MotoGP 2015 Part 1: The Art of the Quick Change
It is the night before the 2015 Redbull US MotoGP and Indianapolis is electric. I am about to attempt a very difficult maneuveur that I probably should have YouTubed before attempting in front of so many people.
I ride up to the only available street parking space for miles on a BMW 1200 RT motorcycle and consider the tiny slot into which I must squeeze the 550 lb. testament to German engineering, which has grown hot and downright grumpy at the slow pace of urban movement. There is not much time. Traffic is beginning to move again and I am in the middle of the street.
The sidewalk is packed with pedestrians and patio diners at the Capital Grille. The street is a barrage of exotic exhaust notes and tattoos and leather and chrome and colors that would look great alone, but together mix awkwardly like a kindergartner's finger painting. Someone honks. It is not unfriendly, but the sentiment is the same. You want to have it both ways? Fine. Just hurry up.
Beads of sweat begin to roll down the back of my neck and the air is heavy and warm in my helmet. It's now or never. That honking horn is right. I made the choice to put the saddle bags on the motorcycle, to attempt the rare and very difficult Quick Change on one of the busiest nights of the year. My only hope is that the onlookers can't see the fear in my eyes. This scares me more than doing a buck thirty on the interstate ever would. This is the trade-off of being a lady rider. The cost of loving to go fast and still maintain a shred of decorum upon braking.
With a deep breath, I grip the clutch and eases backwards toward the curb, mere inches from a Goldwing so new it still smells like a down payment and the denim-clad kneecap of the man with the mustache who sits astride it.

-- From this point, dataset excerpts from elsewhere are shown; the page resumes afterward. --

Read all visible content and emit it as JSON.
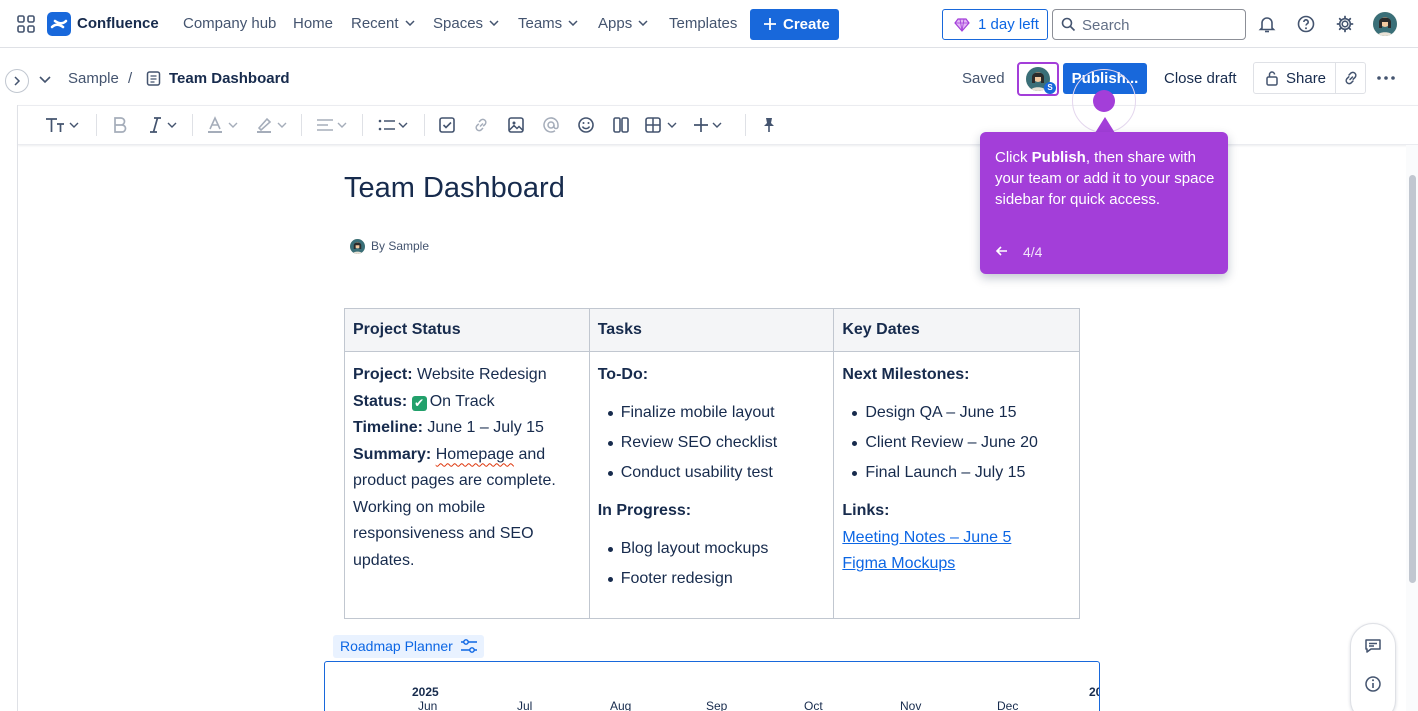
{
  "app": {
    "name": "Confluence",
    "brand_color": "#1868db",
    "tour_color": "#a33ed9"
  },
  "topnav": {
    "items": [
      "Company hub",
      "Home",
      "Recent",
      "Spaces",
      "Teams",
      "Apps",
      "Templates"
    ],
    "create_label": "Create",
    "trial_label": "1 day left",
    "search_placeholder": "Search"
  },
  "breadcrumb": {
    "space": "Sample",
    "separator": "/",
    "page": "Team Dashboard"
  },
  "actions": {
    "saved": "Saved",
    "collaborator_initial": "S",
    "publish": "Publish...",
    "close_draft": "Close draft",
    "share": "Share"
  },
  "page": {
    "title": "Team Dashboard",
    "byline": "By Sample"
  },
  "table": {
    "headers": [
      "Project Status",
      "Tasks",
      "Key Dates"
    ],
    "status": {
      "project_label": "Project:",
      "project_value": "Website Redesign",
      "status_label": "Status:",
      "status_icon": "✔",
      "status_value": "On Track",
      "timeline_label": "Timeline:",
      "timeline_value": "June 1 – July 15",
      "summary_label": "Summary:",
      "summary_word": "Homepage",
      "summary_rest": "and product pages are complete. Working on mobile responsiveness and SEO updates."
    },
    "tasks": {
      "todo_heading": "To-Do:",
      "todo": [
        "Finalize mobile layout",
        "Review SEO checklist",
        "Conduct usability test"
      ],
      "progress_heading": "In Progress:",
      "progress": [
        "Blog layout mockups",
        "Footer redesign"
      ]
    },
    "dates": {
      "milestones_heading": "Next Milestones:",
      "milestones": [
        "Design QA – June 15",
        "Client Review – June 20",
        "Final Launch – July 15"
      ],
      "links_heading": "Links:",
      "links": [
        "Meeting Notes – June 5",
        "Figma Mockups"
      ]
    }
  },
  "roadmap": {
    "label": "Roadmap Planner",
    "year": "2025",
    "year_next": "20",
    "months": [
      "Jun",
      "Jul",
      "Aug",
      "Sep",
      "Oct",
      "Nov",
      "Dec"
    ]
  },
  "tour": {
    "text_before": "Click ",
    "text_bold": "Publish",
    "text_after": ", then share with your team or add it to your space sidebar for quick access.",
    "step": "4/4"
  }
}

There. In. Kickstand down. Ignition off.
In a flash I am off the bike. Helmet first, to breathe. Then jacket. Saddlebags open, black heels with the gold buckle come out and stand at attention, hidden in the shadows next to the kickstand like conspirators to my madness. Bootstraps loosened. A few strategic shimmies and the pants slip from underneath my short, black skirt and drop to the ground. I bend down surreptitiously. By the time I have straightened, the heels are on and my hair is hair fluffed. Gear is stowed in the bags and a turquoise pashmina finally makes an appearance. The look is complete.

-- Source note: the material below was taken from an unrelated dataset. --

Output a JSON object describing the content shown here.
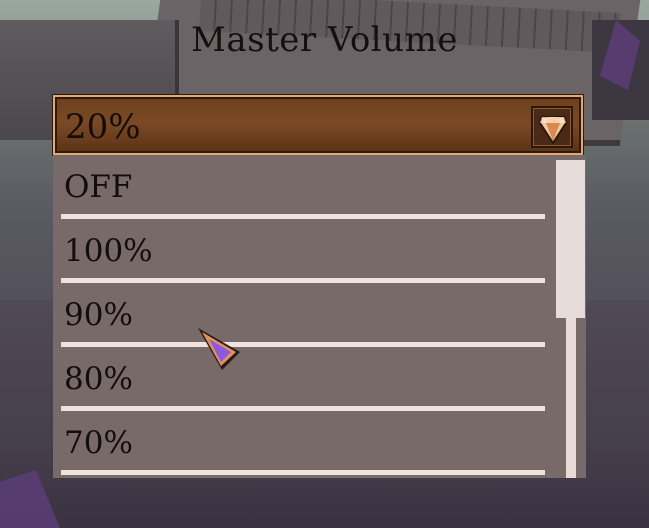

I look down, and spot a huge line of grease across my knuckles. So close. But the Quick Change is an art. And art forms take time to perfect. "Do you work here?" asks the man on the Goldwing.
I blink and look down. I'm wearing all black. I suppose I do look rather like a waitress, now that I think of it. "Err...not at the moment," I respond. "I have a date."
"You're all right, you know that?" he observes. "I like your bike." And with a nod, he is gone.
Is it about feminism? I don't think so. Not this time. Neither is it about vanity.
It's about versatility. A willingness to see adaptation not as a burden, but as an opportunity to get more from your experience.
Why forgo the dressing up experience and night on the town because you are stuck in riding gear? So what if it's a little tricky to keep your pearl earrings from popping off when you take off your helmet? Why forgo the joy of the wind buffeting you as you lean into a curvy road, visions of the MotoGP guys doing it at 225 kph dancing through your mind, just so you can wear a skirt and have perfect hair?
Compromise is shrinking. People are expecting their experience to go further, to cover more bases. They want to sacrifice less. In business. In relationships. Barriers aren't just lowering, they are getting blown to pieces. The millennials are persuading the world that they can have it all. Who are we to disagree?